The company once known as Research in Motion has clearly seen better days and its fall from grace is well documented. BlackBerry is effectively on the market for any interested buyers and it looks like Fairfax Financial has put forth an official offer to snatch up the struggling Waterloo-based firm.
Fairfax Financial isn’t new to BlackBerry, of course, as it already owns 10% of the company. With a letter of intent to buy BlackBerry at $9 a share, Fairfax could then snatch up the remainder for a total purchase of $4.7 billion. This would take BlackBerry private and this could “open an exciting private chapter for BlackBerry, its customers, carriers and employees,” said Fairfax chairman and CEO Prem Watsa. They’re looking to “focus on delivering superior and secure enterprise solutions to BlackBerry customers around the world.”

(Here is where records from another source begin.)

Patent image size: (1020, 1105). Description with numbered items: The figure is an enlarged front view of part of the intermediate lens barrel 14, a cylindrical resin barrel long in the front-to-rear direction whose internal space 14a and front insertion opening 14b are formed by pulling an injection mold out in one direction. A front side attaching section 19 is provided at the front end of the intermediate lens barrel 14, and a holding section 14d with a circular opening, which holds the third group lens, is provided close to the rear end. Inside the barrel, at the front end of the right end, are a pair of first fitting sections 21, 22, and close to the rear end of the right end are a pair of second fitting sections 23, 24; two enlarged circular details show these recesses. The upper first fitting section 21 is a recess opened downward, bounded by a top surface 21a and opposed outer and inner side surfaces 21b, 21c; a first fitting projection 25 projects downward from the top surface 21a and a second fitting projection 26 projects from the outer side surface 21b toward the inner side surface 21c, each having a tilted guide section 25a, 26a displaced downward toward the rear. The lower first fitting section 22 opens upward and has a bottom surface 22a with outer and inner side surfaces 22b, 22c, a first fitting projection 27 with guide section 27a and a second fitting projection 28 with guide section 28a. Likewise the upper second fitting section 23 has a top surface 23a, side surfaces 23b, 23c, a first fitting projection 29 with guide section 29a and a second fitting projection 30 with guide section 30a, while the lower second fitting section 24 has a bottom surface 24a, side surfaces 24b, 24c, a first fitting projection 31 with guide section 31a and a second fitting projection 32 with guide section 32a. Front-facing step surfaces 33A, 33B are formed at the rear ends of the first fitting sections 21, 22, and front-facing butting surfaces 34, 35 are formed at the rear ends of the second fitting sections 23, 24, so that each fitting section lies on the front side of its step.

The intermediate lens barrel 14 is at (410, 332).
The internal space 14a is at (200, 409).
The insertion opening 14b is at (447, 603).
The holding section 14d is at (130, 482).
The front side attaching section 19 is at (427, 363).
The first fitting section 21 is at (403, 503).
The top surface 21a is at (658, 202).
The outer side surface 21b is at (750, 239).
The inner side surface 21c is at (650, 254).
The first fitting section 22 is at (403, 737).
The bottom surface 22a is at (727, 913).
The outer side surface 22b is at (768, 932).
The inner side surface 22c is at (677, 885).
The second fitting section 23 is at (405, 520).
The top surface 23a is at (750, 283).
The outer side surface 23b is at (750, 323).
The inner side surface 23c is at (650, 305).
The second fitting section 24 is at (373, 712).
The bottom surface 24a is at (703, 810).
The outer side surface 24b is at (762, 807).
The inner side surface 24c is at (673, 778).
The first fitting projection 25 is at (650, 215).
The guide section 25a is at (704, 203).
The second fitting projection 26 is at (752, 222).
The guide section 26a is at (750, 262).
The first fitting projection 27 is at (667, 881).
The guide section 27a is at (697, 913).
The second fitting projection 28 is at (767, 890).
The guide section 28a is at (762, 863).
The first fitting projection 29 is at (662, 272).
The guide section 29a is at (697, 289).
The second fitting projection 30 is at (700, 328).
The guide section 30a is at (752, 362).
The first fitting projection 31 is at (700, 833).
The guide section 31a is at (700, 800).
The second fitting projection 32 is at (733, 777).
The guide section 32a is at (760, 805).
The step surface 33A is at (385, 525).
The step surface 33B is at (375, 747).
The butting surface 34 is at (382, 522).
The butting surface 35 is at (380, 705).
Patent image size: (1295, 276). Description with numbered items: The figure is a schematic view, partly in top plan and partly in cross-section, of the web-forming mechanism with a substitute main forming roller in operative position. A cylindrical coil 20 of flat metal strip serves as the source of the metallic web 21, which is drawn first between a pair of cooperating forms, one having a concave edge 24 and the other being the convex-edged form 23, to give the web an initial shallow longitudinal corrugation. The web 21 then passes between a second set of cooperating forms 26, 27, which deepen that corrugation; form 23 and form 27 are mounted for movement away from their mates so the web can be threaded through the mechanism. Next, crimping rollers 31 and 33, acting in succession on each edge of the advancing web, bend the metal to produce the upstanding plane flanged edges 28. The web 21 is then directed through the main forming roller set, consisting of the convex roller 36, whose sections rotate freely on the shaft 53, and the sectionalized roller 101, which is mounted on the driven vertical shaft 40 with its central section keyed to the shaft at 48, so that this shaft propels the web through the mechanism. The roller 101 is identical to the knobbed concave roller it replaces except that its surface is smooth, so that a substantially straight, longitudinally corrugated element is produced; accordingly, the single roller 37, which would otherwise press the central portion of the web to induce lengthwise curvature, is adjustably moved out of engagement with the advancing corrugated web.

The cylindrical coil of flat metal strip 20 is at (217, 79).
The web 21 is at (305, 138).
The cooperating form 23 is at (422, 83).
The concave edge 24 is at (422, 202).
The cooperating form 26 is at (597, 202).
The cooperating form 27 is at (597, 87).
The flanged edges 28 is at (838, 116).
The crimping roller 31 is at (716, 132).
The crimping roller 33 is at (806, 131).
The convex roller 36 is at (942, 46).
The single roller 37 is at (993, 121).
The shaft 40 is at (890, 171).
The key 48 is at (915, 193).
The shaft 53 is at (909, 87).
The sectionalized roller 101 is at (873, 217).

There had been earlier rumors that BlackBerry would have to be broken up into different pieces in order to be sold off. One company might buy up the patents, another for the software, another for the handset division and so on. If it can all fall under the singular Fairfax umbrella, perhaps that could give BlackBerry the best chance at long-term survival. This news comes in the wake of 4,500 layoffs; that’s 40% of BlackBerry employees. It doesn’t help that the stock continues to fall either, dropping more than 20% on Friday following news of a bigger second quarter loss.
Could BlackBerry go the way of Sega? I know smartphones and video games aren’t the same thing, but when Sega started struggling to compete with Nintendo and Sony, it dropped its hardware business and focused on software. BlackBerry could do the same – though it’s attempt to launch BBM on Android and iOS hasn’t went without its own problems.